Piter menjelaskan, PHk lebih disebabkan oleh kondisi internal startup yang tidak cukup mampu bertahan. Bisa dikarenakan faktor pasar, atau juga karena faktor kesalahan perencanaan dan operasional.
PHK yang terjadi di beberapa startup akan mendorong proses penyesuaian di industri digital.
"Oleh karena itu saya perkirakan Patah tumbuh hilang berganti. Dampak nya sekarang ini akan minimal terhadap perekonomian makro. Startup yang tutup akan digantikan yang baru," tutur Piter.
ADVERTISEMENT
Ekonom dari Insitute for Development of Economics and Finance (INDEF) Nailul Huda menilai kejadian PHK di startup memang terkait pendanaan. Menurutnya, perusahaan startup ini masih butuh pendanaan untuk bisa beroperasional.
"Makanya, ketika gagal mendapatkan pendanaan, biasanya mereka akan kelimpungan hingga tidak bisa beroperasi secara normal. Mereka biasanya melakukan layoff kepada karyawannya untuk menghemat budget," jelas dia kepada kumparan, Rabu (25/5).
Nailul melanjutkan model utama startup yang masih bakar uang memang menjadikan mereka masih ketergantungan dengan pendanaan dari Ventura Capital (VC) atau sumber pendanaan lainnya. Hal tersebut perlu dihindari.
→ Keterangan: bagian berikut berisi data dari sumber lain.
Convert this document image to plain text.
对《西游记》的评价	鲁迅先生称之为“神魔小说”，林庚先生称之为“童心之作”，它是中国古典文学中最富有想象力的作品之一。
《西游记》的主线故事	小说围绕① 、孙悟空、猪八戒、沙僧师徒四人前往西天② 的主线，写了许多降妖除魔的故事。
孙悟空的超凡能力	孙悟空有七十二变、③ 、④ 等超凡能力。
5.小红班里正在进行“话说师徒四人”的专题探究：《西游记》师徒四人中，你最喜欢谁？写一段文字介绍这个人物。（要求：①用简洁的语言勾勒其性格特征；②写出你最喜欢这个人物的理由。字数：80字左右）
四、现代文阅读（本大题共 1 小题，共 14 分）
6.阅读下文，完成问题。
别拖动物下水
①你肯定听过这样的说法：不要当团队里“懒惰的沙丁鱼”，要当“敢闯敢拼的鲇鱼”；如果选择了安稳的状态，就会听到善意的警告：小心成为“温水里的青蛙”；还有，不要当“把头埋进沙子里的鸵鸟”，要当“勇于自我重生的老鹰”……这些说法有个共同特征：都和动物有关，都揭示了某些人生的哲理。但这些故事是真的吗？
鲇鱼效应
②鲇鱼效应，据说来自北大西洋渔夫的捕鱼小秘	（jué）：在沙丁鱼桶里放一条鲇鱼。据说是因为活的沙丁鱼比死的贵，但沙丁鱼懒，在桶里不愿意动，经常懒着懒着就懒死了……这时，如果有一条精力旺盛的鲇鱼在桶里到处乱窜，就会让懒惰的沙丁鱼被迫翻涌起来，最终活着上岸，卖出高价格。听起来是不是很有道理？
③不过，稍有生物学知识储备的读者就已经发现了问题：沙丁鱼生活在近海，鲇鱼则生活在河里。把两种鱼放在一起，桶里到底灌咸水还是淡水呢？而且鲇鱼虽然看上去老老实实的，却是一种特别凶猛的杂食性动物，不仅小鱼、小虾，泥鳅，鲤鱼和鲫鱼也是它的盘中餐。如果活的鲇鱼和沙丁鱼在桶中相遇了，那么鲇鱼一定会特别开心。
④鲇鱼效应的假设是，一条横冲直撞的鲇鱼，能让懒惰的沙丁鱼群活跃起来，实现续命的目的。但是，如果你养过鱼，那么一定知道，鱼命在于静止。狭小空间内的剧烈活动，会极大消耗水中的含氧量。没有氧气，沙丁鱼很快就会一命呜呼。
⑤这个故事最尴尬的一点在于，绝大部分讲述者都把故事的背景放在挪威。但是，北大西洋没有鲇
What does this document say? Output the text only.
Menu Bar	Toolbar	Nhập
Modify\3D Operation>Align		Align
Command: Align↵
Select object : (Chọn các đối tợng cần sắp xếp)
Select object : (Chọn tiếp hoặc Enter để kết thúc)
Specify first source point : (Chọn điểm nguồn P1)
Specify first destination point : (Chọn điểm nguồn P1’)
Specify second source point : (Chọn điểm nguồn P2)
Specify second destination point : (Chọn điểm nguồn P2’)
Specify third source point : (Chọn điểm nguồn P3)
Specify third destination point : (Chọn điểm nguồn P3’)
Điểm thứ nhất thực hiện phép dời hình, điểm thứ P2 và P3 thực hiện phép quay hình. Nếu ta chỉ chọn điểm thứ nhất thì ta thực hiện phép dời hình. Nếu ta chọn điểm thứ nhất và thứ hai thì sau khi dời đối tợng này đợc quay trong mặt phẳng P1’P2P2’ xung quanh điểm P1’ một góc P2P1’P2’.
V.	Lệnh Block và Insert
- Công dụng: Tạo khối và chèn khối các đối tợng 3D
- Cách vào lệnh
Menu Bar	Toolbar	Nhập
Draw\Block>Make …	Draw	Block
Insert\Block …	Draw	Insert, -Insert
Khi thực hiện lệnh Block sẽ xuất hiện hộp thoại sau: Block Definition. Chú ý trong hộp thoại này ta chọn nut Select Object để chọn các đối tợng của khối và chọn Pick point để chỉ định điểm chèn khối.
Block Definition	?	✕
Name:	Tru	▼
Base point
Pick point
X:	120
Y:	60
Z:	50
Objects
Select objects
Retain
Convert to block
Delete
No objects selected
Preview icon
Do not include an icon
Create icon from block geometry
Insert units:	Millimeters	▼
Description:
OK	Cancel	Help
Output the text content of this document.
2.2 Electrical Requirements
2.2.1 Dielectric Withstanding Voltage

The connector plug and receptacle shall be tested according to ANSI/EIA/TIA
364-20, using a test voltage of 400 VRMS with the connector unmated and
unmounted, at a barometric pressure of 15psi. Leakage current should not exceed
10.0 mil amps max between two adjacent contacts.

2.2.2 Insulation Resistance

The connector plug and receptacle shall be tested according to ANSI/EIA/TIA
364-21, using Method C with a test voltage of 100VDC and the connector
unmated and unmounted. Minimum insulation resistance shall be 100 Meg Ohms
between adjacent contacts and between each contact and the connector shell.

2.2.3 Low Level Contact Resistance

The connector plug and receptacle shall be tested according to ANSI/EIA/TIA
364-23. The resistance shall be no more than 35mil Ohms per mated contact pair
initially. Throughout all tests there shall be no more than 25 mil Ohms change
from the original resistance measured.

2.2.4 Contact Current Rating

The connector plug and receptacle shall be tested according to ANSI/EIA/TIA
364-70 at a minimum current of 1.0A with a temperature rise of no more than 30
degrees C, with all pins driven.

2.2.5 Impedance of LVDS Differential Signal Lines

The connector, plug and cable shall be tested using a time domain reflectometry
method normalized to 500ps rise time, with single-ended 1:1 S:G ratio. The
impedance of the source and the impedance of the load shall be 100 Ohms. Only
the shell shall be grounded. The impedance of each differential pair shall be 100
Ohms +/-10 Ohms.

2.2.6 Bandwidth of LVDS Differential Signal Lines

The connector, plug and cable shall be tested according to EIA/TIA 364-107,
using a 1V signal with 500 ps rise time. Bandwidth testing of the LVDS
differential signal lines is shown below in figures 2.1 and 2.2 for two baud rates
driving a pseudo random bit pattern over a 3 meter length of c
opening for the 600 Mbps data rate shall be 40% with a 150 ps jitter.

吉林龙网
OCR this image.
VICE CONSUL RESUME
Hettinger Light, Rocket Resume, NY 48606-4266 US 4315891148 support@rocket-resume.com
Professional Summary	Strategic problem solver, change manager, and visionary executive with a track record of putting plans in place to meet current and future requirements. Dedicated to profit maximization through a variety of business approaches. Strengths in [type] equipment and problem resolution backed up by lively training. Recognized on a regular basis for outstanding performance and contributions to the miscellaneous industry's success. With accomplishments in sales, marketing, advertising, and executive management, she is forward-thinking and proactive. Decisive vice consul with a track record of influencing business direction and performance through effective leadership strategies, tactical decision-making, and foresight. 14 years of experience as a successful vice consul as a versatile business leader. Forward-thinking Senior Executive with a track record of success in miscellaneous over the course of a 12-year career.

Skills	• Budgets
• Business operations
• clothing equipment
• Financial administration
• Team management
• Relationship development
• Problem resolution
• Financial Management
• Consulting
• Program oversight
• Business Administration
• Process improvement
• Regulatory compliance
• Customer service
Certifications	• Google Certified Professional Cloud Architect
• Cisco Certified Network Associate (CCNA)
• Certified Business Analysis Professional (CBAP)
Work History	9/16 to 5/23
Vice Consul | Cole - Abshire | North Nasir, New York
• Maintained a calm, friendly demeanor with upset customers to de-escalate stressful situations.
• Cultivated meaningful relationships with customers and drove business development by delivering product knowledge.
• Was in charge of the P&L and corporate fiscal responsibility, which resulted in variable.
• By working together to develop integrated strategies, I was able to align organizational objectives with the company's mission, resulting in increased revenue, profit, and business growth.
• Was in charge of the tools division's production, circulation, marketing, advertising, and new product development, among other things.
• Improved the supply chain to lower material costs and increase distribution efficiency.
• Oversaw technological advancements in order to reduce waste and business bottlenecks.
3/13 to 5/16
Kemudian startup juga harus pintar mencari VC yang dipercaya oleh beberapa perusahaan besar, sehingga VC lainnya tertarik untuk memberikan pendanaan lanjutan.
"Saya khawatir, semakin sedikit pendanaan, kemudian startup semakin banyak dan eksponensial, bisa terjadi bubble," pungkas Nailul.